Diyanet İşleri Başkanlığı tarafından düzenlenen ”5. Dini Yayınlar Kongresi”nin sonuç bildirgesinde, ”Kur’an-ı Kerim’in bugünkü kadın ayrımcılığına mesnet sayılabilecek biçimde ataerkil bir öze sahip olduğuna ilişkin yaklaşımların hiçbir şekilde onaylanamayacağı”belirtildi.

Diyanet İşleri Başkanlığı Dini Yayınlar Genel Müdürlüğü tarafından 2-4 Aralık 2011 tarihleri arasında Dedeman Otel’de düzenlenen ”Kadın Konulu Dini Yayınlar” başlıklı kongre, sonuç bildirgesinin yayımlanmasıyla sona erdi.

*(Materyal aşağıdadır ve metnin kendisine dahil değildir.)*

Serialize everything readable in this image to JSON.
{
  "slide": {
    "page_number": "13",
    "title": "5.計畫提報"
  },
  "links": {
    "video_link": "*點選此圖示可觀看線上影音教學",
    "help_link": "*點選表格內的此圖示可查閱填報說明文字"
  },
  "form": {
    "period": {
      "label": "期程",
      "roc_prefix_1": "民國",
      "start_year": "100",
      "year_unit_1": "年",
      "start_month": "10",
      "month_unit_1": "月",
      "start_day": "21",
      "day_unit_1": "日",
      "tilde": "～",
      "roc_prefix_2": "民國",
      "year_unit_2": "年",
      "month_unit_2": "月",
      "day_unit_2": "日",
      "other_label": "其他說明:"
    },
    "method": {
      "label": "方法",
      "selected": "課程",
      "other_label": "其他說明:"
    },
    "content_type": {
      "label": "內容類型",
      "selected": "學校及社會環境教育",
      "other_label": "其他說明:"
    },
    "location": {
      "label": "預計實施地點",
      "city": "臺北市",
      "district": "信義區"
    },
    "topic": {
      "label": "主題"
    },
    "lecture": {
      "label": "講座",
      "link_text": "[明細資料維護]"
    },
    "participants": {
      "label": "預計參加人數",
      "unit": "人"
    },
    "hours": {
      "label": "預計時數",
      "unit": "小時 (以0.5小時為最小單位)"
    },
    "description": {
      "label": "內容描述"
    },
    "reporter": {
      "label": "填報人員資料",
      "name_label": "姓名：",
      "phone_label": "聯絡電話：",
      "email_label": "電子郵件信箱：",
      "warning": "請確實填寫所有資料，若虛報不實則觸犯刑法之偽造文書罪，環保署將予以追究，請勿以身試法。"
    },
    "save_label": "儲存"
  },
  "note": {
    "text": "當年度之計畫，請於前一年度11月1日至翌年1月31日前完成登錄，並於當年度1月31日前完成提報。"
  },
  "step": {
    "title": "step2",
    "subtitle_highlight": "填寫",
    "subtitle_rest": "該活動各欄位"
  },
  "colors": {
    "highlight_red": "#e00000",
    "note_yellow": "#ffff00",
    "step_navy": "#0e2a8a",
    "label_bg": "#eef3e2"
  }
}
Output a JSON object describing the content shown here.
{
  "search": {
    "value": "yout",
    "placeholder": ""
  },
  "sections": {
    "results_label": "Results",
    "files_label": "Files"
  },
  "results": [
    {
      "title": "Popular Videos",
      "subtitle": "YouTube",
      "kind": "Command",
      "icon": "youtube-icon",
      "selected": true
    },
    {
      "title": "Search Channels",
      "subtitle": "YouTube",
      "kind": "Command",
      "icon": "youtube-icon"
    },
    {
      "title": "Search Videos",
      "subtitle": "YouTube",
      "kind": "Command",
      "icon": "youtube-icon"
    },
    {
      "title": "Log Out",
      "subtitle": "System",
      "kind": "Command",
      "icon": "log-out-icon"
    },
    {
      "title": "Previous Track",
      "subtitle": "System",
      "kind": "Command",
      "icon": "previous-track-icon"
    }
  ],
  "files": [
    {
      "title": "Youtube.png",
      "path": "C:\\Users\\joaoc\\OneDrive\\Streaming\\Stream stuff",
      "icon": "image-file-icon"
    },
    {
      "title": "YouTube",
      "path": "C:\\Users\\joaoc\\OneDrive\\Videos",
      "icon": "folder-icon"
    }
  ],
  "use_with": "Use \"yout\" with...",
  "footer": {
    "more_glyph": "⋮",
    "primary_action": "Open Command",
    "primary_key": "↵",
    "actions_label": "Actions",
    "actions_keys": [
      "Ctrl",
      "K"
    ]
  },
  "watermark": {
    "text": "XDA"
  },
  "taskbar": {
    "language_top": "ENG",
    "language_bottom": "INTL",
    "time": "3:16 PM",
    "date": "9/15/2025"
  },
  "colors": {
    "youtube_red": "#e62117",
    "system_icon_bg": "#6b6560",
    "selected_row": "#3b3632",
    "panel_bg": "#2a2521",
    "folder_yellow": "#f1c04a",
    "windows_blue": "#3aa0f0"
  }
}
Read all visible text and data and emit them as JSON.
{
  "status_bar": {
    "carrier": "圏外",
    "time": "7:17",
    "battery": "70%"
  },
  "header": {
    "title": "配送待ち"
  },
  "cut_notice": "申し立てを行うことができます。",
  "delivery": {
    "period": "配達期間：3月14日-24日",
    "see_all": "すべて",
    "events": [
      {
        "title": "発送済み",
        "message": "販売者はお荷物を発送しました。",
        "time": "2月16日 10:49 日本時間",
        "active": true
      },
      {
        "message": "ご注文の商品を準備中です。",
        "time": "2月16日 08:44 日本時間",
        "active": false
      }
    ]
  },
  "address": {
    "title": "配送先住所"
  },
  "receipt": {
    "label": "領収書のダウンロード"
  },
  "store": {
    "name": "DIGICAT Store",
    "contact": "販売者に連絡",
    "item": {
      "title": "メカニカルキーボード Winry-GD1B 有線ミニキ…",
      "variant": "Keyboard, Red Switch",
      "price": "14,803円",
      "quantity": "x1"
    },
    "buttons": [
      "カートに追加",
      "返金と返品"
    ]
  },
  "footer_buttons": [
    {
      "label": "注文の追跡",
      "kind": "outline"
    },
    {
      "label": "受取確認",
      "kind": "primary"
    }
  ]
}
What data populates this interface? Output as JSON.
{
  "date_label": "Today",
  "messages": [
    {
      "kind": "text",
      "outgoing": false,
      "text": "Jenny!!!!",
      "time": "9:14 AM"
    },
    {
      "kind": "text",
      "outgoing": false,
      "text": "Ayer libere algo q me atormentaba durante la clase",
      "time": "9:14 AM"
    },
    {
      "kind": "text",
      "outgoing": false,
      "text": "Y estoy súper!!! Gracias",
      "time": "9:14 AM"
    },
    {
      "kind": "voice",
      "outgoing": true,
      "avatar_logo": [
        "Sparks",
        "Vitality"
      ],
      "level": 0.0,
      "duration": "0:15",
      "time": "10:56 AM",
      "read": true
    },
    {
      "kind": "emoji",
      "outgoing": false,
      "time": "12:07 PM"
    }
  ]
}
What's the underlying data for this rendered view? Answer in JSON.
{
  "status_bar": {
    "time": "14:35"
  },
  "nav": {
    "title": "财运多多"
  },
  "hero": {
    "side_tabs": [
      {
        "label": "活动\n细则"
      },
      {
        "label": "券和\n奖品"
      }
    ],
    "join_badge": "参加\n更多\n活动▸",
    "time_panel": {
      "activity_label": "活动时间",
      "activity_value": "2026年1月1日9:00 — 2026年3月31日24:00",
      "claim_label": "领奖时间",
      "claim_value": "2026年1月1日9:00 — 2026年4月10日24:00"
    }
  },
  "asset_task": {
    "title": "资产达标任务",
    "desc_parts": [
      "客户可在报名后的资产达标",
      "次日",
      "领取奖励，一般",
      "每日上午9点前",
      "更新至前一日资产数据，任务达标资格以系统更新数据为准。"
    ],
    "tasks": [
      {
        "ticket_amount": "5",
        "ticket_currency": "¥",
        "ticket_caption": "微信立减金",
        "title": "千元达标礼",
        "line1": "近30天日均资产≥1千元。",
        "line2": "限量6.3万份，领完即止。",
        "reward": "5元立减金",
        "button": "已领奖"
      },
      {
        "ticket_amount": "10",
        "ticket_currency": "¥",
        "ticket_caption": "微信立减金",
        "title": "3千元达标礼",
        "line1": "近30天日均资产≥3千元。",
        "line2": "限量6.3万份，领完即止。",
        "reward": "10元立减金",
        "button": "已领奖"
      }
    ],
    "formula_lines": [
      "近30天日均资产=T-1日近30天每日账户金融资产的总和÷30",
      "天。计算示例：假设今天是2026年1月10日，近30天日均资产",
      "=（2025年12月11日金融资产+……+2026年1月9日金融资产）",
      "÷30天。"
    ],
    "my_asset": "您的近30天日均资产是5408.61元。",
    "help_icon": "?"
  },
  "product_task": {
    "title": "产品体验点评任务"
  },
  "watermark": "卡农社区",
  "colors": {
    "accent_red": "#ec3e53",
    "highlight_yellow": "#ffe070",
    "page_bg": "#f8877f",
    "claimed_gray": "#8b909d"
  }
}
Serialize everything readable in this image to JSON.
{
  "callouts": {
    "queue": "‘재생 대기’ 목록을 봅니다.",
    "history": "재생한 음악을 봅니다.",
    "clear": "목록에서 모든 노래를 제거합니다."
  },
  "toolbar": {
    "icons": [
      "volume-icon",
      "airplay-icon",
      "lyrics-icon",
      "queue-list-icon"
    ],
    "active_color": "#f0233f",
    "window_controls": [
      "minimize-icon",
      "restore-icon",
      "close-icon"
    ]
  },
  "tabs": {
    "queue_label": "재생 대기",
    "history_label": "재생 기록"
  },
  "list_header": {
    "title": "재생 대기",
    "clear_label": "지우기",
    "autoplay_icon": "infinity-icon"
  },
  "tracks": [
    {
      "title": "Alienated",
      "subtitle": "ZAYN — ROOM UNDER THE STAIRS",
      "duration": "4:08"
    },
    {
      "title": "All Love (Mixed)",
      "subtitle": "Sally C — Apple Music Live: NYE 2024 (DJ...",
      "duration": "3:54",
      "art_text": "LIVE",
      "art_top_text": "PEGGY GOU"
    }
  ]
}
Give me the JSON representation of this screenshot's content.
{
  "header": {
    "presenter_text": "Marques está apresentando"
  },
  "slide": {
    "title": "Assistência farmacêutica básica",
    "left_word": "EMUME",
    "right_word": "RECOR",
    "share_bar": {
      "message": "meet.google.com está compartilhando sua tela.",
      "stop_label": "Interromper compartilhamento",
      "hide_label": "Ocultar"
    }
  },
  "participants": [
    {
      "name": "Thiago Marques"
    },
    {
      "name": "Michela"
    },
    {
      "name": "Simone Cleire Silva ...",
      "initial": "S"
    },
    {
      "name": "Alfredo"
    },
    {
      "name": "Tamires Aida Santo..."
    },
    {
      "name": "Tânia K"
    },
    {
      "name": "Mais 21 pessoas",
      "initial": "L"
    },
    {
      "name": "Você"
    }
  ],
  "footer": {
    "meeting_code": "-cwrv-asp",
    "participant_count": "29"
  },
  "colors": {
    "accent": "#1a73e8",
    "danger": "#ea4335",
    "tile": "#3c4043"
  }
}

Bildirge, Diyanet İşleri Başkanı Mehmet Görmez tarafından kamuoyuna açıklandı. Kadın ve erkeğin insan varlığının iki temel yapı taşı olduğuna işaret edilen bildirgede, kadının cinsiyet vurgusundan bağımsız olarak, erkekle birlikte sahip olduğu varoluşsal değerin geçmişten bugüne hem geleneksel hem de modern etkilerle sarsıntıya uğradığı kaydedildi.

İslam’ın kadın imgesinin, kadın ve erkeğin birbirini tamamlayan iki asli unsur oluşunda odaklandığı belirtilen bildirgede, şunlar kaydedildi: ”Müslüman toplumlarda kadın algısı ve tasavvuruna ilişkin kendi zaman ve coğrafyalarıyla kayıtlı kimi örnekler, tabi oldukları zaman ve mekanlar için anlamlı ve anlaşılabilir olmakla birlikte, bugün bu tecrübelerin yeniden okunmasına ve farklı açılardan yorumlanmasına ihtiyaç duyulmaktadır.”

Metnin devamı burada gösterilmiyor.